“When you get to the front of Sant’Ambrogio sacristy, on your left you’ll find an anonymous and incongruous roman column, where it seems the devil hit his hear or, rather, his horns. Some people maintain that from that moment onward there has been a special open channel between the city of the golden madonnina and the underworld…”
Get a crime writer, Luca Steffenoni, attracted by the dark side of the city. And get an art historian, Manuela Alessandra Filippi, able to value Milan’s artistic and historical beauty.
Put the cinical Milanese crime fiend together with the posivitive globetrotter who turned art into a job. Put this man and this woman together and you’ll get a book called “Psycho Maps. Two Hikers Lost Amidst Art and Milanese Crimes” (published by Adagio). Through the pages the two authors talk to eachother trying to give Milano an identity.

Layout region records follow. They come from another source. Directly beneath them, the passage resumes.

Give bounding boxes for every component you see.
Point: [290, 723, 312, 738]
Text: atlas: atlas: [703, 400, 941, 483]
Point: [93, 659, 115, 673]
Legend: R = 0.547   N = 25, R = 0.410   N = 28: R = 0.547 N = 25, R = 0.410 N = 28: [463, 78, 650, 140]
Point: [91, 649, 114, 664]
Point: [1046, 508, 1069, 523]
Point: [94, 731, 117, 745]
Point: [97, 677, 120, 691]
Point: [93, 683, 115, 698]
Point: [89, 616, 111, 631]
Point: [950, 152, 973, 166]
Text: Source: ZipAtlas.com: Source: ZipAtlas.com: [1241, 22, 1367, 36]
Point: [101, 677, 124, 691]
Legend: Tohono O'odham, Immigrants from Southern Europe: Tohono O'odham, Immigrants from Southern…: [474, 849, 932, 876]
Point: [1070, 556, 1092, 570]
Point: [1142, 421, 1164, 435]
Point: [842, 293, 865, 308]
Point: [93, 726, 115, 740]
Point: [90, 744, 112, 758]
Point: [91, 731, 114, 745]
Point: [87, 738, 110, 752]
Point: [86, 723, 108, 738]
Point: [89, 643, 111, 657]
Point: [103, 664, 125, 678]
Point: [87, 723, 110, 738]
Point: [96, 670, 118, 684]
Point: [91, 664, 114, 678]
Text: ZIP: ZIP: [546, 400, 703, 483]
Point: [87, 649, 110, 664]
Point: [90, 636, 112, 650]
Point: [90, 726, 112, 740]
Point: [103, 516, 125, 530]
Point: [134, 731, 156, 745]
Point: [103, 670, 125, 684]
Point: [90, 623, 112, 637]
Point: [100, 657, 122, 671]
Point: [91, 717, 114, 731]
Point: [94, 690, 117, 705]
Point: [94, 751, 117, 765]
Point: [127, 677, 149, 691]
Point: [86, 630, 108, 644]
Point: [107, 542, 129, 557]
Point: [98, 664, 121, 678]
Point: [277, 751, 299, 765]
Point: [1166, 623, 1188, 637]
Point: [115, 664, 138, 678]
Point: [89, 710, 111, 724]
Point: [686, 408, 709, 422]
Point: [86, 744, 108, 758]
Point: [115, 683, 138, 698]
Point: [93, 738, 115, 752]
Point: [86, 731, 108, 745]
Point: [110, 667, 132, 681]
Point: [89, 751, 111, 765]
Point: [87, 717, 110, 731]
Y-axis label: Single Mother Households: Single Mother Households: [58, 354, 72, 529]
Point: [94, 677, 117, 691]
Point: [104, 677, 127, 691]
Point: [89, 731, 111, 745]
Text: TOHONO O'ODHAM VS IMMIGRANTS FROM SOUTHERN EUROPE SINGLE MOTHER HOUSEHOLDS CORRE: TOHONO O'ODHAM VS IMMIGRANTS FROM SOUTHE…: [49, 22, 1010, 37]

Beauty and ugliness, yin and yang, masculine and feminine, light and shade, two alternating viewpoints, at times arguing, in humorous controversy, odd-couple style all to find a way to retell Milano. The motto is controversy. Life and death unwind through the busy streets of this Lombard city giving us humanity and artistic inheritance. At stake is a path that randomly goes from the city center outward. Art and crime share that randomness. Both are anarchic.
Crime hits shamelessly in bourgeois buildings, it infiltrates the working class and then comes out again, unexpected a few kilometers away, in a park close to a gas station, adjacent to a parking lot. Crime doesn’t care about good manners and time. It hits among nineteenth century carriages, it roams around the Reconstruction or through demonstrations post 1960s to finally land in our contemporary tired metropolis. No respect whatsoever for history and its constituted chronological order.
Art thrives where it can. It exploits the foundations of others. It resists to pilliage, attack, bombing, greedy developers’ exploitation, incompetence, ignorance and indifference. And so art and crime often find each other side by side, together lonely. Palazzo degli Omenoni, for example, has a history of crime, madness and beauty. Palazzo Marino’s history seems a noir. Palazzo Belgioioso, out of the eighteenth century, was where they found Raul Gardini’s cadaver. The Montenapoleone’s Dark Ladies, De Fabritis’ shooting in front of La Scala, The Mystery Cloister at Università Cattolica…
The whole city is a layering of concrete, blood and art. Love and death anecdotes worth retelling during a walk in comfortable shoes, free from cultural stereotypes as the authors do. In the nooks and crevices of Psycho Maps there also are those people and places coming from the cultural underground we all take from.
Who can’t remember CT? Carlo Torrighelli, the first surreal city writer who in the 70s used sidewalks and walls of the city center for his proclamations. And who has seen the great bric-à-brac wunderkammer by Emilio Mangini? art lover tycoon, off-shore champion, comedy writer, collector of 3700 pieces, such as armors, watches, sticks, antiques clothing, china, magic lanterns and worship pieces all left in inheritance to the city of Milan.
This is more than a book on Milan. The Lombard metropolis is a set for a kaleidoscope of anecdotes purposedly mixed to a human jam session, a magnifying lense which lets us see neurosis and contraddictions typical of big cities.